Hieronder vindt u meer aanbevelingen.

Onmiddellijk actie ondernemen in geval van een aanval

In het ongelukkige geval van een plaatscompromis, zijn er enkele belangrijke aanbevelingen te volgen:

  • Inschakeling van uw systeemintegrator en het juiste beveiligingspersoneel voor het uitvoeren van onderzoeks- en herstelwerkzaamheden.

  • Bepaal het werkingsgebied van de aanval:

    • Werd toegang verkregen tot creditcardgegevens?
    • Welke informatie is gestolen?
    • Hoeveel tijd is er verstreken sinds het compromis?
    • Is de informatie versleuteld?
  • Zoek de aanvalsvector om te bepalen wanneer en hoe de site is gecompromitteerd door de logbestanden van de server en de bestandswijzigingen te controleren.

    • In bepaalde omstandigheden kan het raadzaam zijn alles te wissen en opnieuw te installeren of, in het geval van virtuele hosting, een nieuwe instantie te maken.

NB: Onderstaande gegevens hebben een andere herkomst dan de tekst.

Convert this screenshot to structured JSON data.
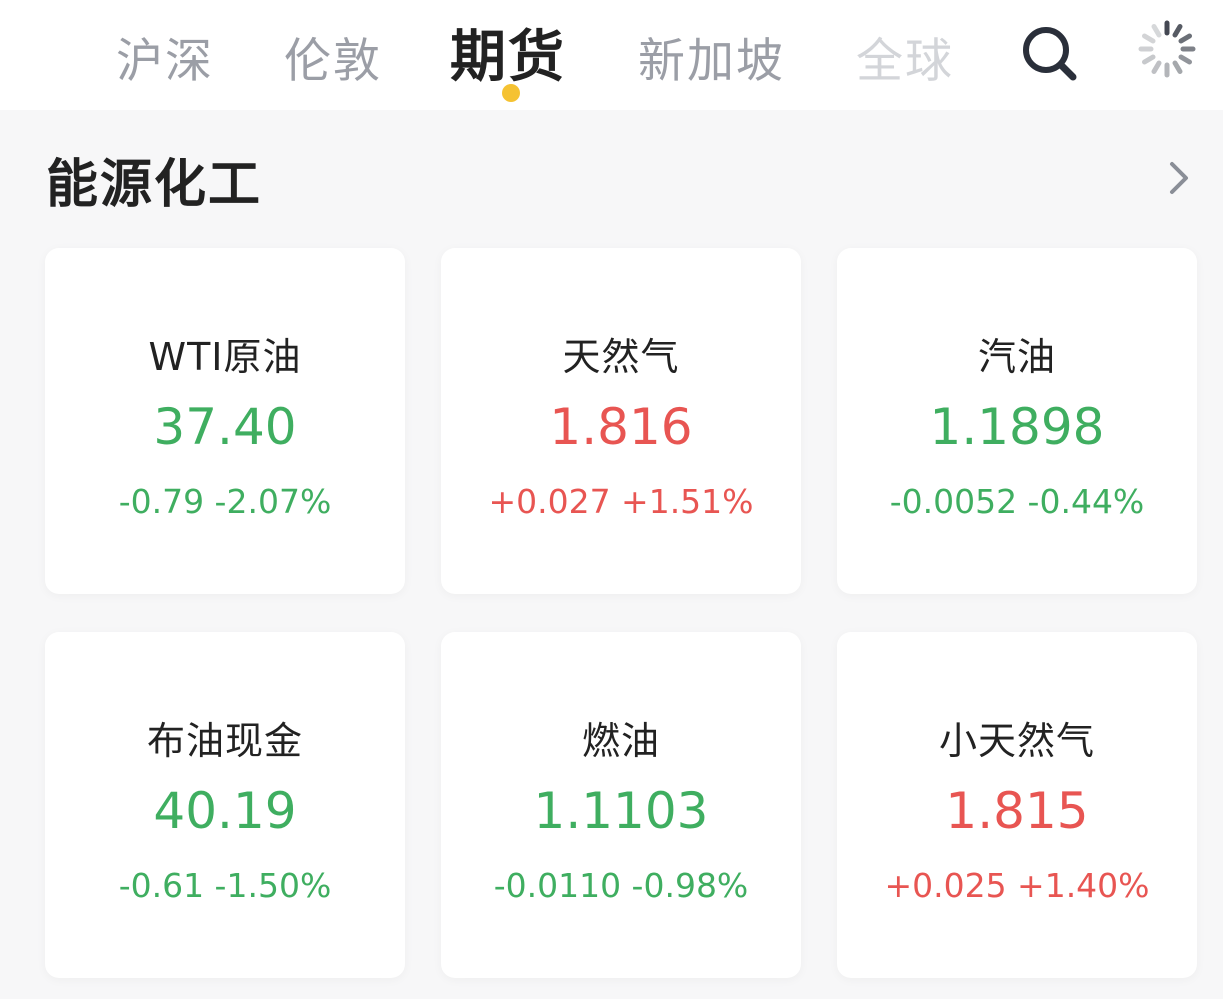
{
  "tabs": [
    {
      "label": "沪深",
      "state": "normal"
    },
    {
      "label": "伦敦",
      "state": "normal"
    },
    {
      "label": "期货",
      "state": "active"
    },
    {
      "label": "新加坡",
      "state": "normal"
    },
    {
      "label": "全球",
      "state": "faded"
    }
  ],
  "icons": {
    "search": "search-icon",
    "loading": "loading-spinner-icon",
    "more": "chevron-right-icon"
  },
  "colors": {
    "up": "#e85552",
    "down": "#3fae60",
    "active_dot": "#f5c232"
  },
  "section": {
    "title": "能源化工"
  },
  "cards": [
    {
      "name": "WTI原油",
      "price": "37.40",
      "change": "-0.79 -2.07%",
      "trend": "down"
    },
    {
      "name": "天然气",
      "price": "1.816",
      "change": "+0.027 +1.51%",
      "trend": "up"
    },
    {
      "name": "汽油",
      "price": "1.1898",
      "change": "-0.0052 -0.44%",
      "trend": "down"
    },
    {
      "name": "布油现金",
      "price": "40.19",
      "change": "-0.61 -1.50%",
      "trend": "down"
    },
    {
      "name": "燃油",
      "price": "1.1103",
      "change": "-0.0110 -0.98%",
      "trend": "down"
    },
    {
      "name": "小天然气",
      "price": "1.815",
      "change": "+0.025 +1.40%",
      "trend": "up"
    }
  ]
}
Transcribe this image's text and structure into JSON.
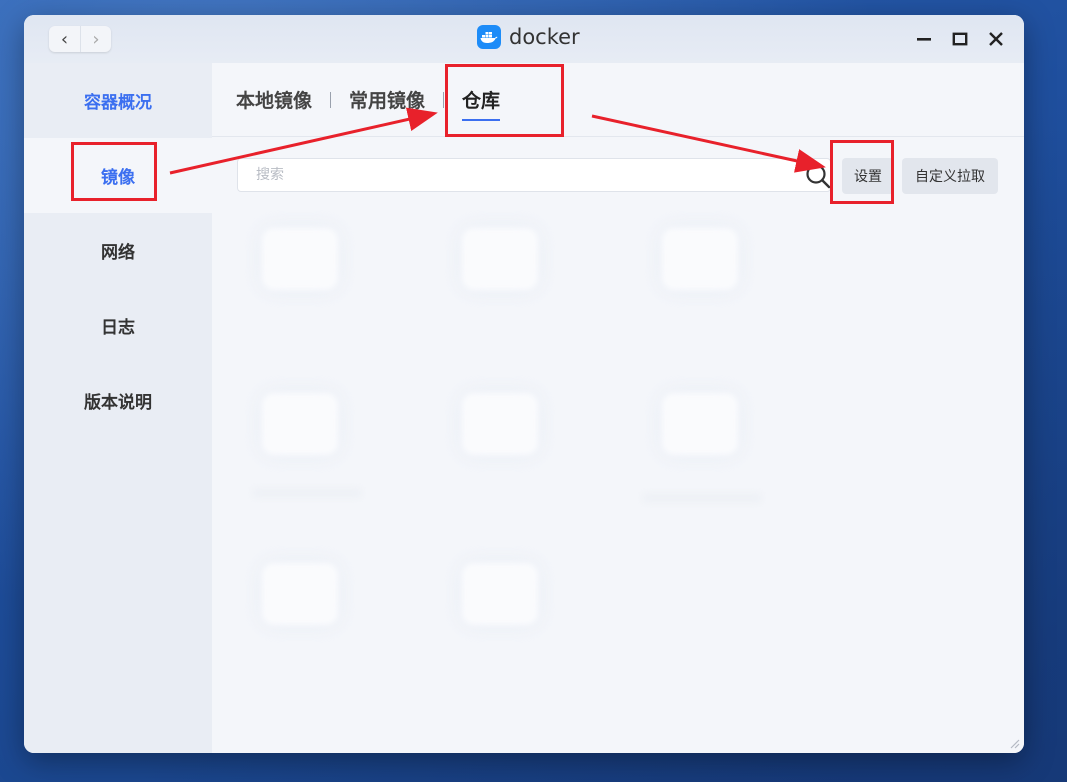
{
  "titlebar": {
    "back_symbol": "‹",
    "forward_symbol": "›",
    "app_icon": "docker-whale-icon",
    "app_name": "docker"
  },
  "window_controls": [
    "minimize-icon",
    "maximize-icon",
    "close-icon"
  ],
  "sidebar": {
    "items": [
      {
        "label": "容器概况"
      },
      {
        "label": "镜像"
      },
      {
        "label": "网络"
      },
      {
        "label": "日志"
      },
      {
        "label": "版本说明"
      }
    ]
  },
  "tabs": [
    {
      "label": "本地镜像"
    },
    {
      "label": "常用镜像"
    },
    {
      "label": "仓库"
    }
  ],
  "active_tab": "仓库",
  "search": {
    "placeholder": "搜索",
    "value": ""
  },
  "buttons": {
    "settings": "设置",
    "custom_pull": "自定义拉取"
  },
  "colors": {
    "accent": "#3b6ff0",
    "annotation": "#e8212b",
    "docker_blue": "#1d8cf8"
  }
}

Malware kan op een onvermoede locatie worden verborgen, maar dan alleen maar wachten om zichzelf te herstellen.

    • Verwijder alle overbodige bestanden. Vervolgens installeert u de vereiste bestanden opnieuw vanuit een bekende, schone bron. U kunt bijvoorbeeld opnieuw installeren met behulp van bestanden van het versiebeheersysteem of de oorspronkelijke distributiebestanden van de Adobe.

    • Alle referenties opnieuw instellen, inclusief de database, bestandstoegang, betalings- en verzendintegratie, webservices en de aanmeldingsgegevens voor Admin. Herstel ook alle integratie en API sleutels en rekeningen die zouden kunnen worden gebruikt om het systeem aan te vallen.

Een incident analyseren

De eerste stap van de analyse van incidenten is om zoveel mogelijk feiten te verzamelen, zo snel mogelijk. Het verzamelen van informatie over het incident kan helpen de potentiële oorzaak van het incident te bepalen. Adobe Commerce biedt de onderstaande tools voor hulp bij uw analyse van incidenten.

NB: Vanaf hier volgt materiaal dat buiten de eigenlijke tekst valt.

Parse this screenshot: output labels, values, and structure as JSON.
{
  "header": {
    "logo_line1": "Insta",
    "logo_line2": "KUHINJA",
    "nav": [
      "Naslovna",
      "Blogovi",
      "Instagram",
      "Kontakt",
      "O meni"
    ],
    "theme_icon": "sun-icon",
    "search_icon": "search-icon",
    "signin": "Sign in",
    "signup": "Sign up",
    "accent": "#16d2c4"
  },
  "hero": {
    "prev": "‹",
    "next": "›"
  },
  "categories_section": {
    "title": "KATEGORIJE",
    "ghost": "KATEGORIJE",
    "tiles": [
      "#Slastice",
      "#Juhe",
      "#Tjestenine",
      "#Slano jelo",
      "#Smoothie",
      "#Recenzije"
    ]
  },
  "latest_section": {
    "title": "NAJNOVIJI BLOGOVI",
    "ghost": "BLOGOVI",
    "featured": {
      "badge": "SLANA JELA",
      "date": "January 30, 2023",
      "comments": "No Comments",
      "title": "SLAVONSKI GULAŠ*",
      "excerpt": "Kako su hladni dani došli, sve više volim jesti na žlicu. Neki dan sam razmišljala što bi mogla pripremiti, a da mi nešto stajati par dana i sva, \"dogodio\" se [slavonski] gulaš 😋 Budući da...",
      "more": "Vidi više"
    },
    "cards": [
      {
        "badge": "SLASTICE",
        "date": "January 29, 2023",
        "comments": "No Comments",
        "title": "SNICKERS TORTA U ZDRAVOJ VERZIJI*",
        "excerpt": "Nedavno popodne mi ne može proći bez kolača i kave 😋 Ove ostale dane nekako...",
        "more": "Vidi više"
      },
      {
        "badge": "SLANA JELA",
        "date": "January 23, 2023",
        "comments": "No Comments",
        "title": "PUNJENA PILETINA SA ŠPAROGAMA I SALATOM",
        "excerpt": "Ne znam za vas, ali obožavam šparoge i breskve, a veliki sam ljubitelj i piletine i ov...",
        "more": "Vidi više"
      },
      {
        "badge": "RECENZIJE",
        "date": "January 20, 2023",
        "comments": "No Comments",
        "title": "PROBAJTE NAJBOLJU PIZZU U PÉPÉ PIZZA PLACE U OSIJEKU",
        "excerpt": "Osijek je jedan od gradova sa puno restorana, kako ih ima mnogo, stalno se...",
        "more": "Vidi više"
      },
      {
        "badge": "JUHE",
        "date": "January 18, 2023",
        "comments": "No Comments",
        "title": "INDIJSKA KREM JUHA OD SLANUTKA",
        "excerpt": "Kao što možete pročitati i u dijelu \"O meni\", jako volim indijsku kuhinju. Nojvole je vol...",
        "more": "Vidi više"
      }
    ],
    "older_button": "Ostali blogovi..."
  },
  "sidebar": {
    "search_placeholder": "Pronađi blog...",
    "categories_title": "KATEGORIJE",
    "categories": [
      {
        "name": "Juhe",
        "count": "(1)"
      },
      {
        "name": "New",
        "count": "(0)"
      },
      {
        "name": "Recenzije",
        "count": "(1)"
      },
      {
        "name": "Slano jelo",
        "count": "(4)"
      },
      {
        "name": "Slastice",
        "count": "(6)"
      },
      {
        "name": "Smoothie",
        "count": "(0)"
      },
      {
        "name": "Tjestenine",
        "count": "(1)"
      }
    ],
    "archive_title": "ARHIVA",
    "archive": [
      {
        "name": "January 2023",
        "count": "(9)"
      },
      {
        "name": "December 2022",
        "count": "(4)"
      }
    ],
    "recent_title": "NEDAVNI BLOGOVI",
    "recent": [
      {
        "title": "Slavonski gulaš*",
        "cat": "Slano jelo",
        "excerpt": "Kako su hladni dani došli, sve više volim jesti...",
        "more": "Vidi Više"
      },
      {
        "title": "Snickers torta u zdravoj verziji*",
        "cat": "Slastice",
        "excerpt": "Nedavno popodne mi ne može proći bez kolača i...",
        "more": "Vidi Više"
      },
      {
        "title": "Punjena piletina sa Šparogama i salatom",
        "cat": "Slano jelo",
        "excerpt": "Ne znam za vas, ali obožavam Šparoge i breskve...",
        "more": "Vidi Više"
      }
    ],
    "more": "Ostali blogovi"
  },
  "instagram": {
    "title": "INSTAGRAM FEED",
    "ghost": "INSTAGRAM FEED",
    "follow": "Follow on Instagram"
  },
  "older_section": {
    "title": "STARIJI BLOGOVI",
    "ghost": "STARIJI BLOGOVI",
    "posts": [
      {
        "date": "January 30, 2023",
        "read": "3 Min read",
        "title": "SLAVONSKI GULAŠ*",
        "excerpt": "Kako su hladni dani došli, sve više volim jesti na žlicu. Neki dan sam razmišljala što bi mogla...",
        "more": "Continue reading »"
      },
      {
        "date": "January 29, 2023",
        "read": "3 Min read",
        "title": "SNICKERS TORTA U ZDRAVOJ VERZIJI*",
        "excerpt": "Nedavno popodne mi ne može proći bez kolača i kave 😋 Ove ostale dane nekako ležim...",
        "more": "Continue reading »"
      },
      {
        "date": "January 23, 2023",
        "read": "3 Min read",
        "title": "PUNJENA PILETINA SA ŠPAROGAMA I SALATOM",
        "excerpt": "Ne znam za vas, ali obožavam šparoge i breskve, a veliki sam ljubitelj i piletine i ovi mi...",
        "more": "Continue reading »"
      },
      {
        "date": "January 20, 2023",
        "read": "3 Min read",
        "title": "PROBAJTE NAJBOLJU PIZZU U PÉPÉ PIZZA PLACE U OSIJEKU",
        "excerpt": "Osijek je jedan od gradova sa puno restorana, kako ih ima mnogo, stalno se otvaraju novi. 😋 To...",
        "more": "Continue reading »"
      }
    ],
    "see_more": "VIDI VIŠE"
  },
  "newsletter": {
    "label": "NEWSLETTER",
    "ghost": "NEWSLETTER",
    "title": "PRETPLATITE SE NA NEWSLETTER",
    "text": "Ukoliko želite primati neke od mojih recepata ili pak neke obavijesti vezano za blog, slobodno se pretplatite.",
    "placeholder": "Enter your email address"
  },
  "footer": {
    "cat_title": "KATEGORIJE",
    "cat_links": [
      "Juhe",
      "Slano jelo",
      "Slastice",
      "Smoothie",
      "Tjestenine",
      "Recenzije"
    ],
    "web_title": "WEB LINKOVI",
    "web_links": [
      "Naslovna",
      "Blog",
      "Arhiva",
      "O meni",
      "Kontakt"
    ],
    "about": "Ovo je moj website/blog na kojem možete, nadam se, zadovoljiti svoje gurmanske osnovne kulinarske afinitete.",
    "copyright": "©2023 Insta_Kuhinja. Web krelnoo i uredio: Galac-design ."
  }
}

  • Handelingenlogboeken voor Beheer controleren.

    In het rapport Handelingenlogboeken wordt een gedetailleerd overzicht weergegeven van alle beheeracties die zijn ingeschakeld voor loggen. Elke record heeft een tijdstempel en registreert het IP-adres en de naam van de gebruiker. Het logboekgegeven omvat admin gebruikersgegevens en verwante veranderingen die tijdens de actie werden aangebracht.

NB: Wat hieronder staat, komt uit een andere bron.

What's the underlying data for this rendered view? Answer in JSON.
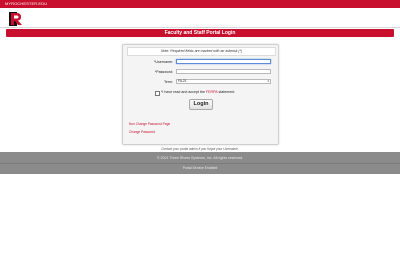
{
  "topbar": {
    "site_link": "MYROCHESTER.EDU"
  },
  "logo": {
    "icon": "university-r-logo"
  },
  "header": {
    "title": "Faculty and Staff Portal Login"
  },
  "form": {
    "note": "Note: Required fields are marked with an asterisk (*)",
    "username_label": "*Username:",
    "password_label": "*Password:",
    "term_label": "Term:",
    "term_selected": "FA-21",
    "ferpa_text_before": "*I have read and accept the ",
    "ferpa_link": "FERPA",
    "ferpa_text_after": " statement.",
    "login_button": "Login",
    "non_change_password_link": "Non Change Password Page",
    "change_password_link": "Change Password"
  },
  "help_text": "Contact your portal admin if you forgot your Username.",
  "footer": {
    "copyright": "© 2021 Three Rivers Systems, Inc. All rights reserved.",
    "service": "Portal Service Enabled"
  },
  "colors": {
    "brand_red": "#c8102e",
    "footer_gray": "#8b8b8b"
  }
}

  • Gebeurtenissen analyseren met de Waarneming voor Adobe Commerce.

    Met het gereedschap Waarnemen voor Adobe Commerce kunt u complexe problemen analyseren om de onderliggende oorzaken te achterhalen. In plaats van het bijhouden van ongelijke gegevens kunt u tijd besteden aan het correleren van gebeurtenissen en fouten om dieper inzicht te krijgen in de oorzaken van knelpunten in de prestaties.

    Gebruik de Beveiliging in het hulpmiddel om een duidelijke mening van potentiële veiligheidskwesties te krijgen helpen worteloorzaken identificeren en plaatsen optimaal te houden.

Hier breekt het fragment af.